1, 2, 3, 4!

1, 2, 3, 4! – Moraes Moreira

O Brasil fica mais triste hoje. Um chorare que acabou de começar. Foi embora nosso Moraes Moreira, o Moraes do frevo, da poesia, o Novo Baiano. O autor de “Preta, Pretinha” e tantos outros clássicos ao lado do poeta Galvão se foi na manhã de hoje, 13 de abril, aos 72 anos, vítima de um infarto agudo no miocárdio.

Nascido em Ituaçu, na Bahia, em 8 de julho de 1947, com o nome de Antonio Carlos Moreira Pires, Moraes começou a tocar sanfona aos 12 anos. Na adolescência pegou o violão e não largou nunca mais. Aos 19, quando estudava no Seminário de Música da Universidade Federal da Bahia, conheceu Paulinho Boca de Cantor e Luiz Galvão, além de Tom Zé que foi muito influente em sua formação musical. Em 1968, juntos a Baby Consuelo (hoje Baby do Brasil), o trio se tornou o quarteto Novos Baianos que, juntos do conjunto A Cor Do Som, criaram discos que revolucionaram a música brasileira, misturando ritmos regionais com o rock e o pop internacional.

Em 1975 Moraes saiu do grupo, iniciando uma carreira solo de muito sucesso, lançando ao todo mais de 60 discos. Criou hits como “Pombo Correio”, “Chão da Praça” e “Sintonia”. Além da carreira musical, também escreveu livros, com foco na poesia e na literatura do cordel. São de sua autoria A História dos Novos Baianos (2007) e Poeta Não Tem Idade (2017).

Nossa homenagem a esse grande mestre da música brasileira segue abaixo com 1, 2, 3, 4! fatos importantes sobre sua vida e obra. Muito obrigado, Moraes Moreira. Valeu encharcar o planeta de suor!!

Acabou Chorare

O que falta falar sobre Acabou Chorare, não é? Eleito o maior disco de música brasileira pela Revista Rolling Stone em 2007, o álbum lançado em 1972 mostrou o encontro dos Novos Baianos – que, até então, soavam como uma banda de acid rock com sotaque brasileiro – com João Gilberto, que elevou a influência da bossa nova e do samba no som da banda à última potência. A ideia da morte de Moraes se ilustra pra mim como a capa desse LP. Uma mesa de café da manhã vazia, pratos e copos sujos – melancolia. Os sorrisos, as palavras e a fartura já não estão mais ali. Foi-se tudo pra escanteio.

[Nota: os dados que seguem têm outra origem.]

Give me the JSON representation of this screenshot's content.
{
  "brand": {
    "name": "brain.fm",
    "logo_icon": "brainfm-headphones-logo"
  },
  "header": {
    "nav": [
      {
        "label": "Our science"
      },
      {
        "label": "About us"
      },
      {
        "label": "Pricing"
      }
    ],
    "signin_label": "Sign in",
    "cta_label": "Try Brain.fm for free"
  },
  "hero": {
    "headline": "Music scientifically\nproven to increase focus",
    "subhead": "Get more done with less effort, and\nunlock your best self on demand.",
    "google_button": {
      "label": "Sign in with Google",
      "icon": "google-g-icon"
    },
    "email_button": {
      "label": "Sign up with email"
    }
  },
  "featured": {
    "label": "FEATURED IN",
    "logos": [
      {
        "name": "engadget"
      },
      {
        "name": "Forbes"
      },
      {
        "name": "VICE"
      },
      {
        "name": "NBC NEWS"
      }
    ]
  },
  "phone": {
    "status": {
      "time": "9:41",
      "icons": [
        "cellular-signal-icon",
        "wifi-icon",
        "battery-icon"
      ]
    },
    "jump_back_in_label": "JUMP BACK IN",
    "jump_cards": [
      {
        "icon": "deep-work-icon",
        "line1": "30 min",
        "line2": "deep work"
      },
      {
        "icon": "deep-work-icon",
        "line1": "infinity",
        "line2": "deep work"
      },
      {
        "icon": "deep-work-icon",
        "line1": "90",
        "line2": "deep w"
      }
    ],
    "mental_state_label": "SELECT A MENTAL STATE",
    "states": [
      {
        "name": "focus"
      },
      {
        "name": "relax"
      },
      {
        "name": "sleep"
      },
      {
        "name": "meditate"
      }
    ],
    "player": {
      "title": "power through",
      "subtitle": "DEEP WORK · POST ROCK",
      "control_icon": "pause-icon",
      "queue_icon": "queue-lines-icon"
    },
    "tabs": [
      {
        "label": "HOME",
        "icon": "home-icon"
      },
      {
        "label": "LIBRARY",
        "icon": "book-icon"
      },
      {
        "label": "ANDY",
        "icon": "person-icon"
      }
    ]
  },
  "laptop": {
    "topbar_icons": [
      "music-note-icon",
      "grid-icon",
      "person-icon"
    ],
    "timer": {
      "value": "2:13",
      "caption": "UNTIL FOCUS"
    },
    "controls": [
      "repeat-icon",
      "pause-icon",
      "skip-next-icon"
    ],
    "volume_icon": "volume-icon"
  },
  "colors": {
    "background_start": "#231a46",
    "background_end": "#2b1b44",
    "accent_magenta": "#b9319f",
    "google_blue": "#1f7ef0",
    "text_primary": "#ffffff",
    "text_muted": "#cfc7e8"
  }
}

A primeira voz no trio elétrico

1976 – Moraes Moreira com o trio elétrico de Armandinho, Dodô e Osmar/ Foto: Arquivo Agência O Globo

Se hoje os trios elétricos balançam o chão das praças pelos carnavais, com cantores arrastando multidões, tudo começou com Moraes Moreira que, em 1976, colocou sua voz no carnaval de Salvador. Os trios desfilavam desde 1951, a partir da ideia de Dodô e Osmar que, na tentativa de eletrificar suas guitarras baianas, colocaram auto falantes em um Ford 1929 e saíram tocando pelo carnaval da Bahia. Em 1975, Moraes compôs uma letra para a música “Double Morse”, da dupla – que já havia se tornado trio com a presença do guitarrista Armandinho. Assim nasceu “Pombo Correio“, primeira canção cantada em um trio elétrico, no carnaval de 1976. Um dos maiores sucessos da carreira do cantor, foi registrada no disco Cara e Coração, de 1977.

O primeiro disco solo

Lançado em 1975, o primeiro LP de Moraes Moreira é meu favorito de sua carreira solo. Tornou-se um disco com uma certa raridade por só ter sido reeditado uma vez, em 2018. O preço mais barato de sua edição original a venda no Discogs hoje, no Brasil, é de R$750. É um álbum diferente do contexto geral de sua obra, muito mais semelhante ao trabalho com os Novos Baianos. Mais roqueiro, traz influências do frevo, do repente, da bossa-nova e até da jovem guarda (com a regravação de “Se Você Pensa“, de Roberto Carlos e Erasmo Carlos). Moraes assina sozinho a maioria das composições (na contracapa grafado como “Morais”), apesar de algumas parcerias com Galvão. Destaque para “O Chinelo do Meu Avô“, a mais “zeppeliana” do álbum.

Eu não marco toca

Moraes sempre foi um cara que esteve por dentro. Consciente e muito esclarecido, em 31 de março rebateu comentários de Baby do Brasil que havia criticado a peça sobre os Novos Baianos, por retratar o período em que o grupo fazia uso de drogas. “Vamos parar de mentir em nome de Deus“, disse o cantor sobre sua colega de banda tentar abafar o fato de que o grupo havia usado maconha e ácido na década de 1970. Em suas redes, o autor de “Tinindo, Trincando” também deixou um recado, em forma de cordel, para que seus fãs se cuidassem contra o corona vírus. Segue o texto da postagem na íntegra:

Oi pessoal estou aqui na Gávea entre minha casa e escritório que ficam próximos,cumprindo minha quarentena,tocando e escrevendo sem parar. Este Cordel nasceu na madrugada do dia 17, envio para apreciação de vocês .Boa sorte

Quarentena (Moraes Moreira)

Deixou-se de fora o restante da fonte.